University of Pittsburgh’s Juan Jose Mendoza Arenas and Pennsylvania State University’s Xiang Yang are collaborating to model turbulence using quantum computing, an effort supported by a New Initiative Grant from the Charles E. Kaufman Foundation. Their two-year project, “Small-Scale Turbulence as a Quantum System,” will design algorithms and utilize quantum bits, or qubits, to represent the random nature of turbulent flows—a challenge that could require millions of years for a classical computer to simulate air flow around an airplane wing. This approach seeks to advance understanding of turbulence by leveraging the ability of quantum computers to represent multiple possibilities simultaneously.
Modeling Turbulence: The Challenges
Modeling turbulence presents a significant challenge due to its complexity across multiple length scales. Even seemingly simple flows, like smoke from a candle, break down into interacting eddies that dissipate at various sizes. Fully accounting for these scales is computationally intensive; simulating turbulent airflow around an airplane wing, for example, could take a classical computer millions of years to complete. Current traditional models often approximate smaller motions to save processing power, sacrificing a complete understanding of the flow.

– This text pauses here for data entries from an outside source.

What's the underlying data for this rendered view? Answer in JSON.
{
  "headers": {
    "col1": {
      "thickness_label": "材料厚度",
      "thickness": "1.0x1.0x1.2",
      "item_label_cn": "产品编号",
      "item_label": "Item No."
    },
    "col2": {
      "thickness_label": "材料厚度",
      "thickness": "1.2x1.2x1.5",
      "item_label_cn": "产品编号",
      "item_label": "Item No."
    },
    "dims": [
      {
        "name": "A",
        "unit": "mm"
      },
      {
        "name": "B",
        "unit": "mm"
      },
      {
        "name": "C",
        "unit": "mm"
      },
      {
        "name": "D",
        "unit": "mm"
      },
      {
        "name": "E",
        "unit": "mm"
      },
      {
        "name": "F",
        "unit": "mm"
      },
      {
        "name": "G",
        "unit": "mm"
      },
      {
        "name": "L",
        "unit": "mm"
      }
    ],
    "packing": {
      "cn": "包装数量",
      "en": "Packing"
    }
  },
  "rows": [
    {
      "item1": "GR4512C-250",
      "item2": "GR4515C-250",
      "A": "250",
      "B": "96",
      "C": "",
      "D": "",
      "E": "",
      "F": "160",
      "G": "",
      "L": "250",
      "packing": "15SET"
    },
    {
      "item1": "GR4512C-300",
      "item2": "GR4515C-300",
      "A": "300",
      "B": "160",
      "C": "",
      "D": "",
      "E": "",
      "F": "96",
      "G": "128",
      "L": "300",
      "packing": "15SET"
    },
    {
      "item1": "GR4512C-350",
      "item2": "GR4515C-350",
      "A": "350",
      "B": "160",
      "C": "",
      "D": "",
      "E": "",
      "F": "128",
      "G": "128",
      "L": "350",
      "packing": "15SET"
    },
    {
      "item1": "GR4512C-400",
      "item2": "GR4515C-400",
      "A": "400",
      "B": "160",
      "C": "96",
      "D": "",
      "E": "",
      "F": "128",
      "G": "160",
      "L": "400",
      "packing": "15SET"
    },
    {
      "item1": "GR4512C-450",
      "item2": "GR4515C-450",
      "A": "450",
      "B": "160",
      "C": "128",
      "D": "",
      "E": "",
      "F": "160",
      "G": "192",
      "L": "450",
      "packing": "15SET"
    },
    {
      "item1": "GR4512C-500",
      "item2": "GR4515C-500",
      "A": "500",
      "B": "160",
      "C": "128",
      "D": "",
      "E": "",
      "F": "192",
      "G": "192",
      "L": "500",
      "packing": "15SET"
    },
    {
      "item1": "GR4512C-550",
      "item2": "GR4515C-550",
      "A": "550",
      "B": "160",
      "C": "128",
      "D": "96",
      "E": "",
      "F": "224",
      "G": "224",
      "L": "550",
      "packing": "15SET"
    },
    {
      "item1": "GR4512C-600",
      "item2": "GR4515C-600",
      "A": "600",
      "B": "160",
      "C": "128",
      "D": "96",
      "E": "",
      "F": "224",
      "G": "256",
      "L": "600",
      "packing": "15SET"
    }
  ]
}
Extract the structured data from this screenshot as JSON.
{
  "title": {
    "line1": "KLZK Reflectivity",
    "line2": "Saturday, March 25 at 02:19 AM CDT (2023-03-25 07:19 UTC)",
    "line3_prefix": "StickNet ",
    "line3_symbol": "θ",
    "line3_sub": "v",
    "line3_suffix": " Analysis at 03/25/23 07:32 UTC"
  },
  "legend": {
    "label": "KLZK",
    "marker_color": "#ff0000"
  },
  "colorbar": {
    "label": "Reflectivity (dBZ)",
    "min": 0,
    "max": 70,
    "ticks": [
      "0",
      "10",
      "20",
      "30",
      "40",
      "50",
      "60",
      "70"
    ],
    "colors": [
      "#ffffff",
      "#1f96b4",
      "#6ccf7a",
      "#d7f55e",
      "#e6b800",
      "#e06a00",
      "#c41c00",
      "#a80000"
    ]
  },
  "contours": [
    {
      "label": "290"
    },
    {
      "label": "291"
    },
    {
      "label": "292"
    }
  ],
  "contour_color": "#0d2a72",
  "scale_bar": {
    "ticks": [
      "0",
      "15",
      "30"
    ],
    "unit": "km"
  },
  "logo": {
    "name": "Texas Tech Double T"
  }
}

Researchers are now exploring quantum computing as a potential solution to overcome these limitations. Unlike classical computers using binary code, quantum systems utilize qubits which can represent multiple possibilities simultaneously. This capability allows quantum computers to model complex systems like turbulence “more naturally” by representing its inherent randomness. The Pitt and Penn State team aims to design new algorithms for quantum computers to accurately represent turbulent flows.
This project received a Charles E. Kaufman Foundation grant due to its “high-risk, high-reward” potential. Success could lead to more accurate and efficient models, improving designs in fields like engineering, environmental prediction, and even understanding the human body. The team will first test algorithms on a quantum simulator before implementing them on actual quantum computers, hoping to advance understanding of multiscale systems where small-scale behavior significantly impacts overall dynamics.
Quantum Computing as a Solution
Researchers at the University of Pittsburgh and Pennsylvania State University are exploring quantum computing as a potential solution to model small-scale turbulence, a long-standing unsolved problem in classical physics. A two-year project, funded by a Charles E. Kaufman Foundation grant, aims to design algorithms utilizing quantum computers to better understand and model this complex phenomenon. Current classical computer simulations of turbulent flow, such as around an airplane wing, can take “millions of years” to complete, highlighting the need for new approaches.
Quantum computers offer a fundamentally different approach through the use of qubits, which can represent multiple possibilities simultaneously—a “superposition” of one and zero. Unlike classical systems limited to binary logic, quantum computers function under the laws of quantum mechanics, allowing for a more natural representation of the randomness inherent in turbulence. The team will first test these new algorithms on a quantum simulator before implementation on an actual quantum computer, a sensitive and expensive technology.
This research is considered “high-risk, high-reward” due to its potential to create scalable, physically grounded models for multiscale systems. Successful development of these models could profoundly impact several fields, including engineering design of vehicles, accurate prediction of environmental flows, and improved understanding of human body dynamics—addressing limitations found in traditional models which approximate smaller motions to save computational power.
Turbulence is the most important unsolved problem of classical physics.
Richard Feynman
The Research Project and Potential Impact
The University of Pittsburgh and Penn State are collaborating on a two-year research project, funded by a Charles E. Kaufman Foundation grant, to explore how quantum computers can model small-scale turbulence. This project, titled “Small-Scale Turbulence as a Quantum System,” aims to move beyond traditional turbulence modeling which often approximates smaller motions to save computational power. The researchers hope to create more accurate models, recognizing that behavior at small scales significantly impacts larger systems.
Turbulence presents a substantial computational challenge; simulating air flow around an airplane wing under standard conditions could take a classical computer millions of years. The team will design new algorithms specifically for quantum computers, leveraging qubits – which can represent multiple possibilities simultaneously – to more naturally model the random nature of turbulence. These algorithms will first be tested on a quantum simulator before being deployed on an actual quantum computer.
This “high-risk, high-reward” research could profoundly improve multiple fields. More accurate turbulence models have the potential to revolutionize engineering design, environmental flow prediction, and understanding of human body dynamics. By combining expertise in fluid dynamics and quantum computing, the researchers hope to develop scalable, physically grounded models for complex multiscale systems, where small-scale behavior has significant consequences.